For many years, I have had a voice in my head telling me that I had done the unpardonable sin. I can't imagine how many thousands of other people actually have this same voice speaking to them. The words were clear and they would come up at various times. Whenever they came, I would go into a depression because I believed they were true. Somehow, I thought God would shield me from this kind of mental difficulty, but He didn't.
For years, I believed this lie, and without realizing it, I acted upon it, even if just mentally. I doubted that God loved me, and I lived in fear knowing that I was going to go to hell one day, without any opportunity to repent.
The problem with all this was that I believed the devil's lies. Of course, I secretly hoped God would have a special mercy on me, but I was sure that that was impossible.
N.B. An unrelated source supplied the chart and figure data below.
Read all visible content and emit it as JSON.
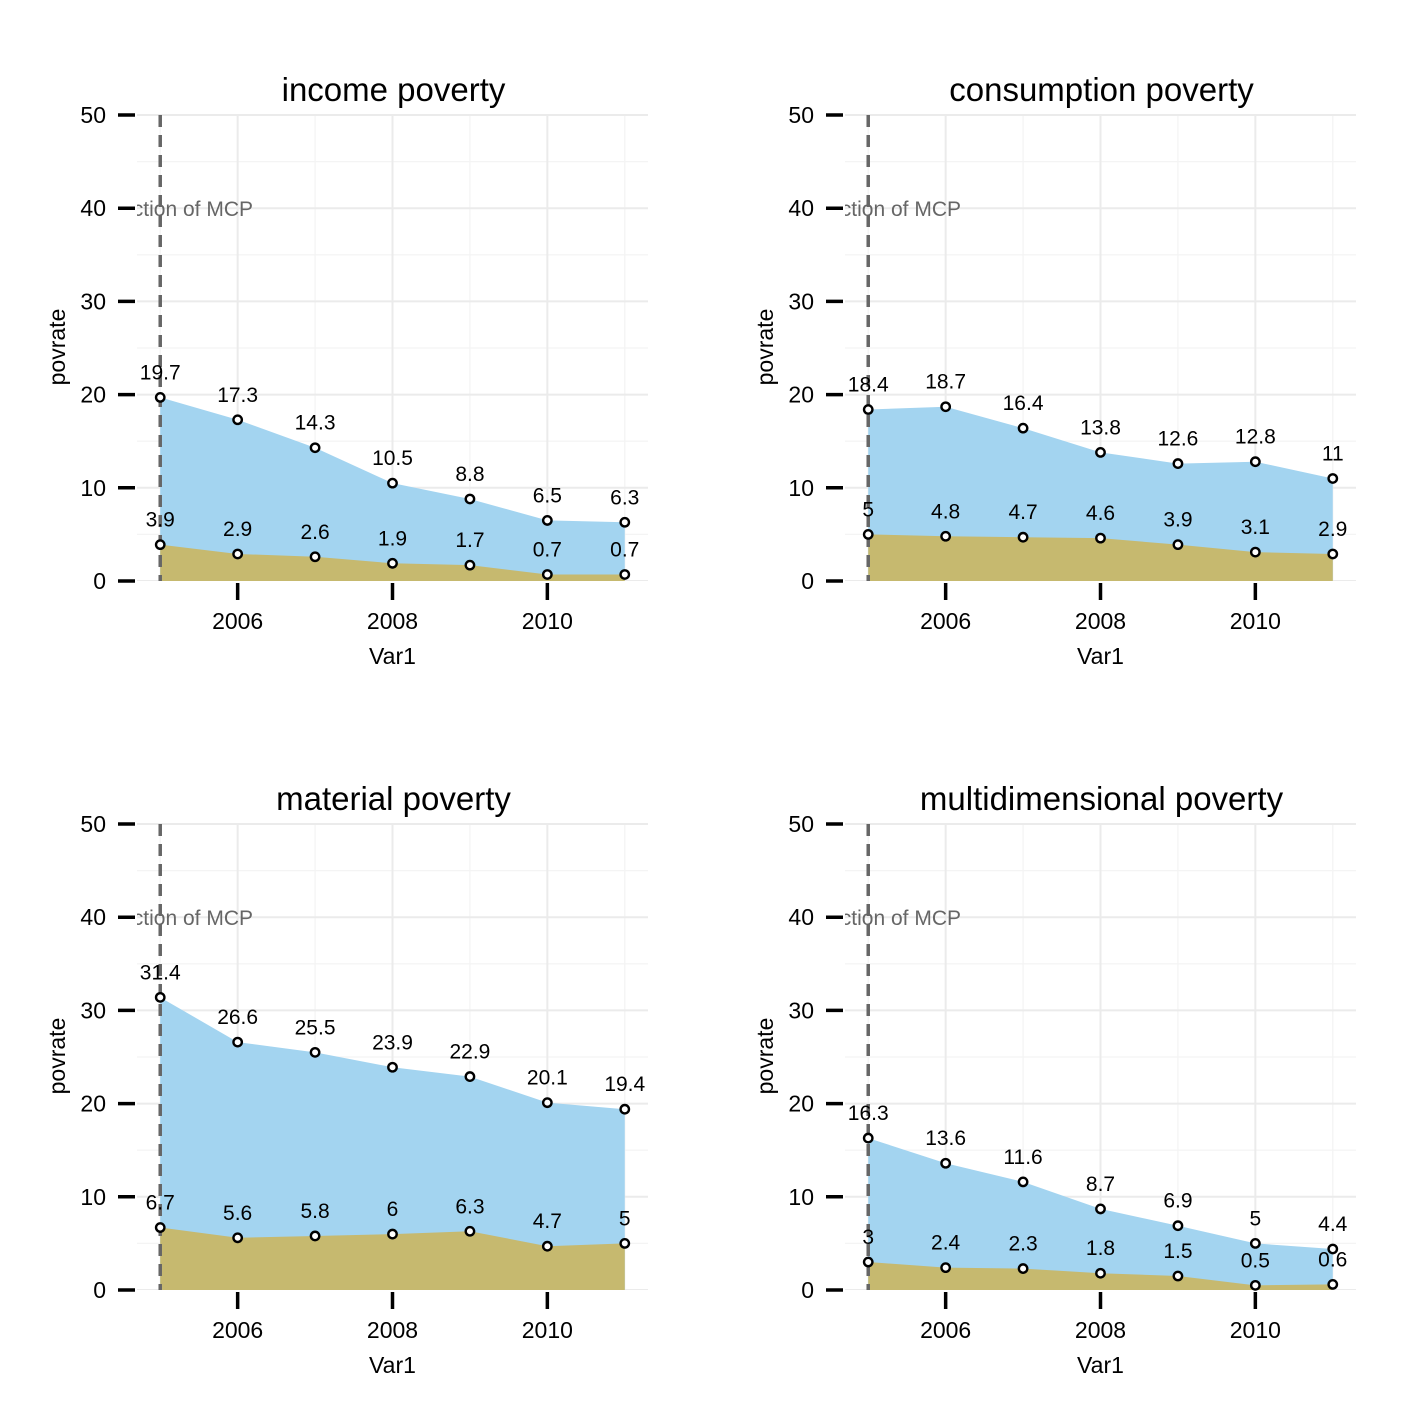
{
  "colors": {
    "upper_area": "#a3d4f0",
    "lower_area": "#c6b96f",
    "intro_line": "#666666",
    "annotation_text": "#666666"
  },
  "chart_data": [
    {
      "type": "area",
      "title": "income poverty",
      "xlabel": "Var1",
      "ylabel": "povrate",
      "x": [
        2005,
        2006,
        2007,
        2008,
        2009,
        2010,
        2011
      ],
      "series": [
        {
          "values": [
            19.7,
            17.3,
            14.3,
            10.5,
            8.8,
            6.5,
            6.3
          ],
          "labels": [
            "19.7",
            "17.3",
            "14.3",
            "10.5",
            "8.8",
            "6.5",
            "6.3"
          ]
        },
        {
          "values": [
            3.9,
            2.9,
            2.6,
            1.9,
            1.7,
            0.7,
            0.7
          ],
          "labels": [
            "3.9",
            "2.9",
            "2.6",
            "1.9",
            "1.7",
            "0.7",
            "0.7"
          ]
        }
      ],
      "xticks": [
        2006,
        2008,
        2010
      ],
      "xtick_labels": [
        "2006",
        "2008",
        "2010"
      ],
      "yticks": [
        0,
        10,
        20,
        30,
        40,
        50
      ],
      "ytick_labels": [
        "0",
        "10",
        "20",
        "30",
        "40",
        "50"
      ],
      "xlim": [
        2004.7,
        2011.3
      ],
      "ylim": [
        0,
        50
      ],
      "annotation": {
        "text": "Introduction of MCP",
        "x": 2005,
        "y": 40
      },
      "vline_x": 2005,
      "grid": true
    },
    {
      "type": "area",
      "title": "consumption poverty",
      "xlabel": "Var1",
      "ylabel": "povrate",
      "x": [
        2005,
        2006,
        2007,
        2008,
        2009,
        2010,
        2011
      ],
      "series": [
        {
          "values": [
            18.4,
            18.7,
            16.4,
            13.8,
            12.6,
            12.8,
            11
          ],
          "labels": [
            "18.4",
            "18.7",
            "16.4",
            "13.8",
            "12.6",
            "12.8",
            "11"
          ]
        },
        {
          "values": [
            5,
            4.8,
            4.7,
            4.6,
            3.9,
            3.1,
            2.9
          ],
          "labels": [
            "5",
            "4.8",
            "4.7",
            "4.6",
            "3.9",
            "3.1",
            "2.9"
          ]
        }
      ],
      "xticks": [
        2006,
        2008,
        2010
      ],
      "xtick_labels": [
        "2006",
        "2008",
        "2010"
      ],
      "yticks": [
        0,
        10,
        20,
        30,
        40,
        50
      ],
      "ytick_labels": [
        "0",
        "10",
        "20",
        "30",
        "40",
        "50"
      ],
      "xlim": [
        2004.7,
        2011.3
      ],
      "ylim": [
        0,
        50
      ],
      "annotation": {
        "text": "Introduction of MCP",
        "x": 2005,
        "y": 40
      },
      "vline_x": 2005,
      "grid": true
    },
    {
      "type": "area",
      "title": "material poverty",
      "xlabel": "Var1",
      "ylabel": "povrate",
      "x": [
        2005,
        2006,
        2007,
        2008,
        2009,
        2010,
        2011
      ],
      "series": [
        {
          "values": [
            31.4,
            26.6,
            25.5,
            23.9,
            22.9,
            20.1,
            19.4
          ],
          "labels": [
            "31.4",
            "26.6",
            "25.5",
            "23.9",
            "22.9",
            "20.1",
            "19.4"
          ]
        },
        {
          "values": [
            6.7,
            5.6,
            5.8,
            6,
            6.3,
            4.7,
            5
          ],
          "labels": [
            "6.7",
            "5.6",
            "5.8",
            "6",
            "6.3",
            "4.7",
            "5"
          ]
        }
      ],
      "xticks": [
        2006,
        2008,
        2010
      ],
      "xtick_labels": [
        "2006",
        "2008",
        "2010"
      ],
      "yticks": [
        0,
        10,
        20,
        30,
        40,
        50
      ],
      "ytick_labels": [
        "0",
        "10",
        "20",
        "30",
        "40",
        "50"
      ],
      "xlim": [
        2004.7,
        2011.3
      ],
      "ylim": [
        0,
        50
      ],
      "annotation": {
        "text": "Introduction of MCP",
        "x": 2005,
        "y": 40
      },
      "vline_x": 2005,
      "grid": true
    },
    {
      "type": "area",
      "title": "multidimensional poverty",
      "xlabel": "Var1",
      "ylabel": "povrate",
      "x": [
        2005,
        2006,
        2007,
        2008,
        2009,
        2010,
        2011
      ],
      "series": [
        {
          "values": [
            16.3,
            13.6,
            11.6,
            8.7,
            6.9,
            5,
            4.4
          ],
          "labels": [
            "16.3",
            "13.6",
            "11.6",
            "8.7",
            "6.9",
            "5",
            "4.4"
          ]
        },
        {
          "values": [
            3,
            2.4,
            2.3,
            1.8,
            1.5,
            0.5,
            0.6
          ],
          "labels": [
            "3",
            "2.4",
            "2.3",
            "1.8",
            "1.5",
            "0.5",
            "0.6"
          ]
        }
      ],
      "xticks": [
        2006,
        2008,
        2010
      ],
      "xtick_labels": [
        "2006",
        "2008",
        "2010"
      ],
      "yticks": [
        0,
        10,
        20,
        30,
        40,
        50
      ],
      "ytick_labels": [
        "0",
        "10",
        "20",
        "30",
        "40",
        "50"
      ],
      "xlim": [
        2004.7,
        2011.3
      ],
      "ylim": [
        0,
        50
      ],
      "annotation": {
        "text": "Introduction of MCP",
        "x": 2005,
        "y": 40
      },
      "vline_x": 2005,
      "grid": true
    }
  ]
}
What I didn't realize was how much sin was involved in my thinking and belief system, for I believed the devil's lies, which meant, by default, that I didn't believe God.
My thoughts were an insult to God, for I was saying that my sin was too great for Him to forgive me of. I was saying that Jesus' blood was not powerful enough to forgive me of my sin. Once I learned how to resist (not ignore) these thoughts, I gained victory in this area and faith began to increase.
I will not do this any more, and I have repented of believing these lying thoughts. I am sorry to God for not believing Him and His truth instead. Thank God for His patience and mercy.